TCS’ Q4 revenue came in at $7.6 billion (~₹71,000 crore), topping the total FY26 revenue to $30 billion (₹2.67 lakh crore) — which is actually 0.5% less than last year. Meanwhile, the full-year’s operating margin of 25% is the highest TCS has posted in four years. Their AI revenue has reached an annualized run rate of $2.3 billion (~₹20,500 crores).
Meanwhile, Infosys’ Q4 revenue grew by 4.1% year-on-year. Its full year revenue is 3.1% higher than last year. Their operating margin has remained close to 21%. Their total contract value for the full year came in at ~$15 billion (~₹1.33 lakh crore), with 55% being net-new business.
HCLTech’s Q4 revenue was up 2.4% year-on-year, amounting to ₹33,981 crores. Their EBIT stood at 16.5%. Now, sequentially, their performance fell quarter-on-quarter due to clients postponing certain projects, but over the year, there has indeed been progression. Moreover, their Advanced AI revenue is up 6.1% from last quarter, standing at $155M (~₹1,430 crores).

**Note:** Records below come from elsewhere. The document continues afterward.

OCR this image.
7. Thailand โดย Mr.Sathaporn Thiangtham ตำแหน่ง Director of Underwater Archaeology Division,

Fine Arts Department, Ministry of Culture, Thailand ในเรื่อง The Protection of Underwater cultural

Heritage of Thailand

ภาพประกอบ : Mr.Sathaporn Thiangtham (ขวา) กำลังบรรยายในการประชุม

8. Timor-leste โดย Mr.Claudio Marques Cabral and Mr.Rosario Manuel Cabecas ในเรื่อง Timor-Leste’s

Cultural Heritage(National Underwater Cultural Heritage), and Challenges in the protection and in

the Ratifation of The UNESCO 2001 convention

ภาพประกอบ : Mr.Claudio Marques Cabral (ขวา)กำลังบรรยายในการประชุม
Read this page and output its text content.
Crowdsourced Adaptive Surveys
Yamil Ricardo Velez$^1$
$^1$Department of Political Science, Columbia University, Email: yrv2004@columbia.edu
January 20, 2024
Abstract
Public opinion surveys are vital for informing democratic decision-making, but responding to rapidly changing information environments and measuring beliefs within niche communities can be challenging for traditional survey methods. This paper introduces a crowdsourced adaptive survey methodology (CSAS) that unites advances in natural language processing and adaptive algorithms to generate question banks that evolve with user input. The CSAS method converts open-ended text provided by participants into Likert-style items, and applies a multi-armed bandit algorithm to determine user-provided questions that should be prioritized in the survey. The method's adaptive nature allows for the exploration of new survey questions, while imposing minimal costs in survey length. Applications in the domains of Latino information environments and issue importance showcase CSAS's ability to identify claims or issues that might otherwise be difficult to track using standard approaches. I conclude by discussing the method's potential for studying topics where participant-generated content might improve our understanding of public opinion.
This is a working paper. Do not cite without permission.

Tech Mahindra’s Q4 revenue grew 2.4% year-on-year to $1.62 billion (~₹15,000 crores), rounding their total year revenue to ~$6.39 billion (~₹56,800 crores). Impressively, this was their tenth consecutive quarter of margin expansion, going from 6.4% to 13.8% in just over 2.5 years.
AI economics
Now, let’s get down to business.
The pricing shift
In our podcast with Ameya P, we spoke about the impending change in the business model of the industry. In particular, with AI, Indian IT’s practice of billing based on headcount will make little sense. Instead, clients will pay IT firms based on the outcomes they achieve.
However, that transition is easier said than done for the industry. One reason for that is this—how do you define the scope of work with outcome-based pricing, when earlier, that scope was defined in terms of manpower-hours?
This quarter, though, we have a far clearer sense of where in that transition Indian IT might be.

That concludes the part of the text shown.